Lecture de la lettre de saint Paul Apôtre aux Philippiens

Frères, ensemble imitez-moi, et regardez bien ceux qui se conduisent selon l’exemple que nous vous donnons. Car je vous l’ai souvent dit, et maintenant je le redis en pleurant : beaucoup de gens se conduisent en ennemis de la croix du Christ. Ils vont à leur perte. Leur dieu, c’est leur ventre, et ils mettent leur gloire dans ce qui fait leur honte ; ils ne pensent qu’aux choses de la terre. Mais nous, nous avons notre citoyenneté dans les cieux, d’où nous attendons comme sauveur le Seigneur Jésus Christ, lui qui transformera nos pauvres corps à l’image de son corps glorieux, avec la puissance active qui le rend même capable de tout mettre sous son pouvoir. Ainsi, mes frères bien-aimés pour qui j’ai tant d’affection, vous, ma joie et ma couronne, tenez bon dans le Seigneur, mes bien-aimés.

Évangile
« Pendant qu’il priait, l’aspect de son visage devint autre » (Lc 9, 28b-36)
Gloire au Christ, Parole éternelle du Dieu vivant. Gloire à toi, Seigneur.
De la nuée lumineuse, la voix du Père a retenti : « Celui-ci est mon Fils bien-aimé, écoutez-le ! » Gloire au Christ, Parole éternelle du Dieu vivant. Gloire à toi, Seigneur. (cf. Mt 17, 5)

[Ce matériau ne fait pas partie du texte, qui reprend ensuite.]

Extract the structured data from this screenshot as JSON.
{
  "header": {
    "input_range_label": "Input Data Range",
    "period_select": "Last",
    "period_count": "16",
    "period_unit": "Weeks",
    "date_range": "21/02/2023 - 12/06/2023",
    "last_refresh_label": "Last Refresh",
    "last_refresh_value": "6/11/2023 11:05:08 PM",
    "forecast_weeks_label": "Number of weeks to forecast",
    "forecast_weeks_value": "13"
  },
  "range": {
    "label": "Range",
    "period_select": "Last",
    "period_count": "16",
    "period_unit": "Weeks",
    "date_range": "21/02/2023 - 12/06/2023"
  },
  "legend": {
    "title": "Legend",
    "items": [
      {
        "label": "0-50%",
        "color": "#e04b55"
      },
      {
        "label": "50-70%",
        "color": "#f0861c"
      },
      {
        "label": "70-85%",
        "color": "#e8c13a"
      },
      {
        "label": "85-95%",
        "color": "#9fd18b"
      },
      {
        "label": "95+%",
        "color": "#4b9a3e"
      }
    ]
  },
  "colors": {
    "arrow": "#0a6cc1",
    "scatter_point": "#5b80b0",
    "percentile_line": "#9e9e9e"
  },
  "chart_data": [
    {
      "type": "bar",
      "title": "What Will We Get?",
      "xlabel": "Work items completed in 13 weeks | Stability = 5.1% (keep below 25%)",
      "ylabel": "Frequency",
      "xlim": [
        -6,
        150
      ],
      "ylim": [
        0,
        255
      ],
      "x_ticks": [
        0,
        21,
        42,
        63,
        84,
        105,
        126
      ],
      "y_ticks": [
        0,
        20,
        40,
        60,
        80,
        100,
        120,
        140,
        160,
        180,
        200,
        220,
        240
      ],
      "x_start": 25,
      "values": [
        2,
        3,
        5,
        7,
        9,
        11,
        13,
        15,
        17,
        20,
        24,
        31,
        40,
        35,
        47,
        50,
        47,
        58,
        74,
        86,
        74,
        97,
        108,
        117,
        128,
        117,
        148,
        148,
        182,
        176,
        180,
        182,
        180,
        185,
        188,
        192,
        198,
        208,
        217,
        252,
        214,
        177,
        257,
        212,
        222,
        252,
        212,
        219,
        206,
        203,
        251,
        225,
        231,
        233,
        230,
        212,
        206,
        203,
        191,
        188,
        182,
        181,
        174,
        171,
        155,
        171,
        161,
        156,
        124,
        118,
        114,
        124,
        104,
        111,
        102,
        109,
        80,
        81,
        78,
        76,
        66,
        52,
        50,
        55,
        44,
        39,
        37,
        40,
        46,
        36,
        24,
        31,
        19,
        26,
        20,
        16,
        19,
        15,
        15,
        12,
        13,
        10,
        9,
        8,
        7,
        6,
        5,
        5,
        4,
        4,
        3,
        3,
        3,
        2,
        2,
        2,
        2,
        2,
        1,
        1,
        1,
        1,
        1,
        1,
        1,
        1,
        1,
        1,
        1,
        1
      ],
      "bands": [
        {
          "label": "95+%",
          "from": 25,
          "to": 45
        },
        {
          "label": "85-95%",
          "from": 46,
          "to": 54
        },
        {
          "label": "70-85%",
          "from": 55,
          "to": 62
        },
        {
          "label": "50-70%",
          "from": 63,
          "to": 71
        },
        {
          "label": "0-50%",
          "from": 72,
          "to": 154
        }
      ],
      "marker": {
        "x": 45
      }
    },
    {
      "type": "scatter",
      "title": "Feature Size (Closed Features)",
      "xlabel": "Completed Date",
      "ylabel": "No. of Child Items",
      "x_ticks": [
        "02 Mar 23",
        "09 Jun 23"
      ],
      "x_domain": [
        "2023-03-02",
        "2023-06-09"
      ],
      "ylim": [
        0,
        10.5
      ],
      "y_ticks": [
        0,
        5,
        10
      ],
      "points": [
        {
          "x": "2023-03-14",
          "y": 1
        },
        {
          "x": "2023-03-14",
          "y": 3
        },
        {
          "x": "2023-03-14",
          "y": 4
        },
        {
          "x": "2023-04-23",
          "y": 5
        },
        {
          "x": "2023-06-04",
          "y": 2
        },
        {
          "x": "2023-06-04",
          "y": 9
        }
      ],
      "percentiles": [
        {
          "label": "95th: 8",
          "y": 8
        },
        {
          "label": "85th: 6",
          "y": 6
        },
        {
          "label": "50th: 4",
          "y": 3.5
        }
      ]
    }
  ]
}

Évangile de Jésus Christ selon saint Luc

En ce temps-là, Jésus prit avec lui Pierre, Jean et Jacques, et il gravit la montagne pour prier. Pendant qu’il priait, l’aspect de son visage devint autre, et son vêtement devint d’une blancheur éblouissante. Voici que deux hommes s’entretenaient avec lui : c’étaient Moïse et Élie, apparus dans la gloire. Ils parlaient de son départ qui allait s’accomplir à Jérusalem. Pierre et ses compagnons étaient accablés de sommeil ; mais, restant éveillés, ils virent la gloire de Jésus, et les deux hommes à ses côtés. Ces derniers s’éloignaient de lui, quand Pierre dit à Jésus : « Maître, il est bon que nous soyons ici ! Faisons trois tentes : une pour toi, une pour Moïse, et une pour Élie. » Il ne savait pas ce qu’il disait. Pierre n’avait pas fini de parler, qu’une nuée survint et les couvrit de son ombre ; ils furent saisis de frayeur lorsqu’ils y pénétrèrent. Et, de la nuée, une voix se fit entendre : « Celui-ci est mon Fils, celui que j’ai choisi : écoutez-le ! » Et pendant que la voix se faisait entendre, il n’y avait plus que Jésus, seul. Les disciples gardèrent le silence et, en ces jours-là, ils ne rapportèrent à personne rien de ce qu’ils avaient vu.